Wrong. It took me crashing and burning (sometimes multiple times…I can be quite stubborn, and I was even more stubborn when I was younger) to learn the lessons Karen was trying to teach me. I had to feel the cost of my decisions, and see how things actually worked out (or how things actually didn’t work out). Hearing about Karen’s experiences wasn’t enough.
When thinking about my own experience and the experience I’ve sometimes had as a coach giving out advice to athletes that gets ignored, I often think of a line Glinda the Good Witch says in The Wizard of Oz: “She wouldn’t have believed me. She had to learn it for herself.” I had to learn things for myself. And it would be arrogant and ridiculous of me to think that the athletes I coach are any different than me. They are not. So these days, I appreciate this…that all of us need to count the costs of our choices ourselves, and that this is how we learn and grow.

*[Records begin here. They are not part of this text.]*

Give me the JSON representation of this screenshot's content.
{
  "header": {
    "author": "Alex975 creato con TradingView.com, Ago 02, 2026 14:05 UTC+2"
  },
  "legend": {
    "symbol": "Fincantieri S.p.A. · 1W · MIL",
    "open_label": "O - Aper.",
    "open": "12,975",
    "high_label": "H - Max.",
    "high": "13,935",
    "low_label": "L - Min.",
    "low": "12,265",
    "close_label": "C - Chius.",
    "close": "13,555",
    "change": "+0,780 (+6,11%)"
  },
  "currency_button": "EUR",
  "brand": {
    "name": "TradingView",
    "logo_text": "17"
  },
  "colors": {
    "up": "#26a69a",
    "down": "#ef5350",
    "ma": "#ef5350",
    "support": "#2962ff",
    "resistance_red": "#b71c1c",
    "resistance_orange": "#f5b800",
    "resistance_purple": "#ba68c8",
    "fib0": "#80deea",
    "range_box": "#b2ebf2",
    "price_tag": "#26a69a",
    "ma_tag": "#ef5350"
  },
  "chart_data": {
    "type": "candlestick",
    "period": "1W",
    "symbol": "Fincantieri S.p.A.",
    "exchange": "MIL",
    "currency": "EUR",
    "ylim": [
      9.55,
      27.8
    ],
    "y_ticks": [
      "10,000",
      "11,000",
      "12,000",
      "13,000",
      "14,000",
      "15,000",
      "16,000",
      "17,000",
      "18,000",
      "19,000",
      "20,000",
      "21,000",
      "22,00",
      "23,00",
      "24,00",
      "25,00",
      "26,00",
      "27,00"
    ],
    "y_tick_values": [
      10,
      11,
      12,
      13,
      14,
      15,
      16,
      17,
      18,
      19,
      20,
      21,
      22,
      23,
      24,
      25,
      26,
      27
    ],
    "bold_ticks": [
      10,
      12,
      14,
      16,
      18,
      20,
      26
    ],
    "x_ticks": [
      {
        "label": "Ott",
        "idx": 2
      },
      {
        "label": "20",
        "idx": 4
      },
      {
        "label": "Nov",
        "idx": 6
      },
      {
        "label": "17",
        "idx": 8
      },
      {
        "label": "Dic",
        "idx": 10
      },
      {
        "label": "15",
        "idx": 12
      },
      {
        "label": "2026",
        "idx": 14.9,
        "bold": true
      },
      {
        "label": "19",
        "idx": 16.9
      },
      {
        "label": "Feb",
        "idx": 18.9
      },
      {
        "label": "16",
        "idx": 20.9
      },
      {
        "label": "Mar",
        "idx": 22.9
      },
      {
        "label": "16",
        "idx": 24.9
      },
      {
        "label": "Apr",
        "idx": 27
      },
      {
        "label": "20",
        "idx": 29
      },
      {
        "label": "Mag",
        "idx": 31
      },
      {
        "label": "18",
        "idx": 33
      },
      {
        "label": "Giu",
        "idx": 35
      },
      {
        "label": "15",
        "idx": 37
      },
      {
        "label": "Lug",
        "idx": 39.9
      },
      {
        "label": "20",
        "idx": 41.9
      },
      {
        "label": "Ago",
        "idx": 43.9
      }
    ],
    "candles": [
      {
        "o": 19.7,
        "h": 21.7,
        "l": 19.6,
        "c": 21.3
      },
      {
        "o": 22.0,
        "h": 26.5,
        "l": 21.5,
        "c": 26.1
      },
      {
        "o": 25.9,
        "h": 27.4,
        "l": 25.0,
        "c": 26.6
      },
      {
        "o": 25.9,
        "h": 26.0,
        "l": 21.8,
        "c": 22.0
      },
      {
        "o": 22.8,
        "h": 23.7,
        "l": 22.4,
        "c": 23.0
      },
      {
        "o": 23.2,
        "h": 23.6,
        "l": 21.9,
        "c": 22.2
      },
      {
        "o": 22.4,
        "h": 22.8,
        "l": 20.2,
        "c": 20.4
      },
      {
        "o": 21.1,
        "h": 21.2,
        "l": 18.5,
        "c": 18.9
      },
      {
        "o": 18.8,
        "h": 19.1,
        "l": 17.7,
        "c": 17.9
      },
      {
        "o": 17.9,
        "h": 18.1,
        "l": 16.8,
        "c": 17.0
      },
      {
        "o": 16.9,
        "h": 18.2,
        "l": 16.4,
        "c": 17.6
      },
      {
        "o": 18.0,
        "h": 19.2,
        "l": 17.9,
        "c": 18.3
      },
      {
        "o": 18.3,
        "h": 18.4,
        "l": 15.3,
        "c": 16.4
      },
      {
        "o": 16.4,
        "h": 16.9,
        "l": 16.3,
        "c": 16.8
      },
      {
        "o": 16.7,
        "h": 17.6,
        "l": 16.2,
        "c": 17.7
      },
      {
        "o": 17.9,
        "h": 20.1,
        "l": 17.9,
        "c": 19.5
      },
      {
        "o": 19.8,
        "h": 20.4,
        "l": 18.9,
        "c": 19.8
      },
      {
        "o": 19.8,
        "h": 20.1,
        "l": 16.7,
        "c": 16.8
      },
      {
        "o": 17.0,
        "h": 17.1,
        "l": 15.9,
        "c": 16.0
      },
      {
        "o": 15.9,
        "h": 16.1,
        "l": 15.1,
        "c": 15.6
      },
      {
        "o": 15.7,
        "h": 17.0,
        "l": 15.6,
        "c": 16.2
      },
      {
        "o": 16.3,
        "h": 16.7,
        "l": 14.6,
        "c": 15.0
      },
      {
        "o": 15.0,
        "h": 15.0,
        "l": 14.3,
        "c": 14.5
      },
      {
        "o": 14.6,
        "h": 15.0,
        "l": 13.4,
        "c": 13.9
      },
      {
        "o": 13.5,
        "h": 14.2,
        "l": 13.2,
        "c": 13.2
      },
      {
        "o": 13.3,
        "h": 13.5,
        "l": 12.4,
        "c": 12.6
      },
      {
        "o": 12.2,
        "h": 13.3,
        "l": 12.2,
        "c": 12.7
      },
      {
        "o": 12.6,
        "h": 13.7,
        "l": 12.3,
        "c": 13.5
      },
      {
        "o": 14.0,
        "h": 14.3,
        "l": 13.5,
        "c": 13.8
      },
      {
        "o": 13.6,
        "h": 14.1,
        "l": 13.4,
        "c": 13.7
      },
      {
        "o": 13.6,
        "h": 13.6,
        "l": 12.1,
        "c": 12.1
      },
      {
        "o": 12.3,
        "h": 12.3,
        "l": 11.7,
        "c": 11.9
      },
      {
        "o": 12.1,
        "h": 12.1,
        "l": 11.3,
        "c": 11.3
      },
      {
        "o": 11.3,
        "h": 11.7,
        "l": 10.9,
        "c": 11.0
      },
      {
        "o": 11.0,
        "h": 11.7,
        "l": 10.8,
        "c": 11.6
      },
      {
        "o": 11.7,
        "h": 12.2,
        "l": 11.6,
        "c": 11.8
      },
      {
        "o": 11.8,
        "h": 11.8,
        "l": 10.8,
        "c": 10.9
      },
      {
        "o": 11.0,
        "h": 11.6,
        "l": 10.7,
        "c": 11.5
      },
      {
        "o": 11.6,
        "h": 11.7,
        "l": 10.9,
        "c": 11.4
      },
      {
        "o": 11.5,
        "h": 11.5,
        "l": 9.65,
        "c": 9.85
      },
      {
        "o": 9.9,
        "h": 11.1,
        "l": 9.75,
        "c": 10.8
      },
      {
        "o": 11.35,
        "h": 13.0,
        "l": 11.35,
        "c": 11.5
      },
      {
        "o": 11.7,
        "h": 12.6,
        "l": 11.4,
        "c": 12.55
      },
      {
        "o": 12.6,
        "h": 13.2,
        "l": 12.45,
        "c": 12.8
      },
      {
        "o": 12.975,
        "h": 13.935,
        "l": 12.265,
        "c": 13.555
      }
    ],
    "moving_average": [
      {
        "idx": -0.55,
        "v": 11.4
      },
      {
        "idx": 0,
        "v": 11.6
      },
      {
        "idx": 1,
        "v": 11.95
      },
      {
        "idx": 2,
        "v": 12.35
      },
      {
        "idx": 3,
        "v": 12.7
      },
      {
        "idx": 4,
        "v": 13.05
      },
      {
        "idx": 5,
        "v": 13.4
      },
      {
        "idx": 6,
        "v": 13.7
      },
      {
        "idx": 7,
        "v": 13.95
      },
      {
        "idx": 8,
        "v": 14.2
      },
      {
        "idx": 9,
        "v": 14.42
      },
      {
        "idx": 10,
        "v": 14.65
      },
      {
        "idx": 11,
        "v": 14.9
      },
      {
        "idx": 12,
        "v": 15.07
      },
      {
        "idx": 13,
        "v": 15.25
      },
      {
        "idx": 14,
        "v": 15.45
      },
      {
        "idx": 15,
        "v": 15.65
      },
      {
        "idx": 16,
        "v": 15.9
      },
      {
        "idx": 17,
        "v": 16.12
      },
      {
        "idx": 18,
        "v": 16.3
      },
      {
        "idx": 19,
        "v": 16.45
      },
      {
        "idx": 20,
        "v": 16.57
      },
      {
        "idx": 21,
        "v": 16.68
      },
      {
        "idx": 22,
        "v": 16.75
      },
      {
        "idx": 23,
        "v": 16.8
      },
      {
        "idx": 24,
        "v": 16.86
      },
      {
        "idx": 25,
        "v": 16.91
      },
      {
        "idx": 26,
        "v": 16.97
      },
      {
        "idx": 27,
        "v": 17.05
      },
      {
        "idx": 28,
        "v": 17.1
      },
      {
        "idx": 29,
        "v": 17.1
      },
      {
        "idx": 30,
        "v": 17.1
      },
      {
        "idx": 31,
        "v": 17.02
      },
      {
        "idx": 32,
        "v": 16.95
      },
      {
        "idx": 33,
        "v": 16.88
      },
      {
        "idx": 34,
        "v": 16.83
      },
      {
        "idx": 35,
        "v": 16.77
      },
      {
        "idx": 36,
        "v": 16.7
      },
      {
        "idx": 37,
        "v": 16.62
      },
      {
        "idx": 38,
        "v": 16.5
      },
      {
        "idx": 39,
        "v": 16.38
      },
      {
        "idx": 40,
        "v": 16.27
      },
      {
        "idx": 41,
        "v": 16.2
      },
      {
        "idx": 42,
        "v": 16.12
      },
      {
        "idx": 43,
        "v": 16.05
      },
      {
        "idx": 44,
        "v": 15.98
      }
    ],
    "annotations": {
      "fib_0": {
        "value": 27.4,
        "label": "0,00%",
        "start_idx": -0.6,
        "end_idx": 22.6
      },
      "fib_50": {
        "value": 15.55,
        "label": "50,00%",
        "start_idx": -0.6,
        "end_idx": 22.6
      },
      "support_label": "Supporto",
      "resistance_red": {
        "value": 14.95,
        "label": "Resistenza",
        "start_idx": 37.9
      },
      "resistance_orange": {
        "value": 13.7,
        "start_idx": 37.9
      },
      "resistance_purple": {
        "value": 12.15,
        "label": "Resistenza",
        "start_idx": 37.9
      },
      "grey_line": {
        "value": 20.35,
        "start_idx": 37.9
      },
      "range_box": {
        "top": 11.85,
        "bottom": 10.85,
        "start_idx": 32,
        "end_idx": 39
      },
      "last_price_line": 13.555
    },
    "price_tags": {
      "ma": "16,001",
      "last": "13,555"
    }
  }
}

I realize now that my job isn’t to stop athletes from making unwise choices before they happen. Instead, my job as an endurance coach is to be there for the athletes I coach, to support them along the way, to give them as much information as possible, to give them the freedom to make their own choices, to celebrate with them in their successes, and to be there to support them if they do stumble along the way. And it’s this support through the stumbles and setbacks that might be the most significant thing; to be there to tell them that it’s okay, that we all stumble, that this is how we all learn, and how this is part of the larger process is an important part of their ultimate growth and success as endurance athletes.
Coach Brendan was excellent at supporting the athletes he worked with. He may be physically gone, but the impact he had on my life and the lives of countless other athletes and coaches in the endurance sports community continues to ripple all of these years later. In fact, I feel like I’m still learning the end lessons of some teachings he planted the seeds for when he was still alive. What a marvelous thing…to see how we can still grow, evolve, and how those we loved can still live on, even when we are temporally past something that looked like an ending.